Mobile IP (MIP), which is described in IETF RFC 3775, allows users of mobile communications devices to move from one network to another whilst maintaining a permanent IP address, regardless of which network they are in. This allows a user to maintain connections whilst on the move. For example, if a Mobile Node (MN) were participating in a Voice Over IP (VoIP) session with a Correspondent Node (CN), which might be fixed or mobile, and, during the session the MN moved from one network to another, without MIP support the MN's IP address may change. This would lead to problems with the VoIP session. Mobile IP relies upon the provision, within a MN's home network, of a Home Agent (HA). The MN is allocated a Home Address (HoA) within the home network, as well as a Care-of-Address (CoA) within a visited network. Packets exchanged between MN and the CN are tunneled between the HA and the MN using the CoA as source/destination address.
Route Optimisation (RO) is a procedure used in mobility networks to improve the efficiency with which messages are sent between a MN and a CN. More particularly, RO allows traffic sent from the CN to the MN to be routed directly to the MN without passing through the HA. Mobility Support in IPv6 (IETF RFC3775 June 2004) describes a RO procedure for messages sent to the MN from a CN. This approach requires (for each location update) that a pair or reachability tests be performed between the MN and the CN. A first test (HoTI/HoT) ensures reachability of the MN at the HoA, and a second (CoTI/CoT) ensures reachability of the MN at the CoA. The HoT and CoT messages each contain a token, with the tokens being combined at the MN to generate a secret (shared with the CN). A subsequent Binding Update (BU) and Binding Acknowledgement are signed with the shared key. RO requires that both the CoA and HoA reachability tests be repeated at regular intervals, e.g. typically every 7 minutes, in order to limit the damage that can be caused by a time shifting attack in which a MN moves to a new network but does not update the CN, resulting in flooding of the old network.

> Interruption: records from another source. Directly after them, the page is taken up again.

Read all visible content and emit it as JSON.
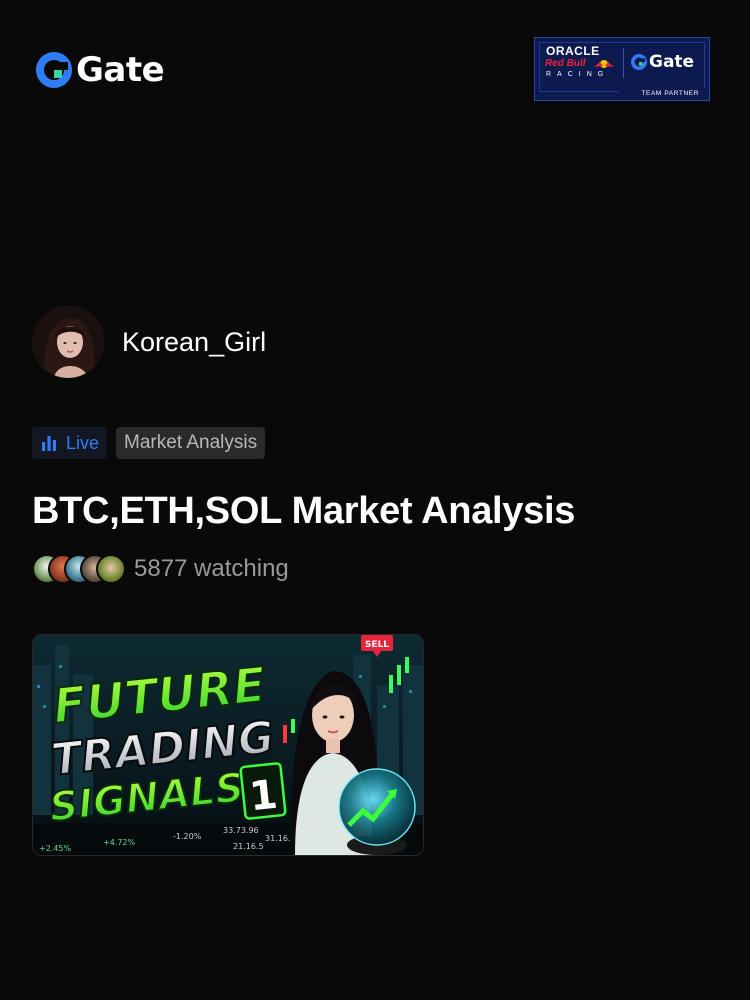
{
  "brand": {
    "name": "Gate"
  },
  "partner": {
    "oracle": "ORACLE",
    "redbull": "Red Bull",
    "racing": "RACING",
    "gate": "Gate",
    "footer": "TEAM PARTNER"
  },
  "host": {
    "name": "Korean_Girl"
  },
  "tags": {
    "live": "Live",
    "category": "Market Analysis"
  },
  "stream": {
    "title": "BTC,ETH,SOL Market Analysis",
    "watching": "5877 watching"
  },
  "thumbnail": {
    "line1": "FUTURE",
    "line2": "TRADING",
    "line3": "SIGNALS",
    "number": "1",
    "sell_badge": "SELL",
    "tickers": [
      "+2.45%",
      "+4.72%",
      "-1.20%",
      "33.73.96",
      "21.16.5",
      "31.16.5"
    ]
  },
  "colors": {
    "accent_blue": "#2f7cf6",
    "neon_green": "#39ff14",
    "sell_red": "#e8243a"
  }
}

An enhanced RO protocol has been proposed (IETF RFC4866). This enhanced protocol introduces the use of Cryptographically Generated Addresses CGA as HoAs, with BUs being signed with the sender's private key. The use of CGAs avoids the need for further HoA reachability tests after an initial test has been performed: after the initial test, the CN can trust that the MN has not only generated the CGA but that it had the right to do so. As well as improving security, the enhanced RO protocol reduces mobility related signalling.
Various security vulnerabilities are present within the existing RO proposals. In particular, it may be possible for an attacker present on the link between a MN and a CN, i.e. a man-in-the-middle, to observe patterns within packet streams and to thereby track the movements of the MN. An attacker could for example scan BUs sent between a MN and a CN. The BUs will reveal both the HoA and CoA of the MN, and the CNs IP address. By looking for consecutive (or similar) header sequence numbers, the attacker can follow the MN's movements between access networks.
It is desirable to introduce a degree of anonymity and unlinkability into IP packet streams to prevent the tracking of movements of mobile nodes within and between access networks whilst at the same time defending against flooding and related attacks, but to do this efficiently and securely in terms of the set-up signalling involved and the provisioning of mobility. Also it is equally desirable to relieve the mobile node from having to exchange any mobility signalling directly with the corresponding node, as well as to reduce the handoff latency by removing the CoTI/CoT exchange.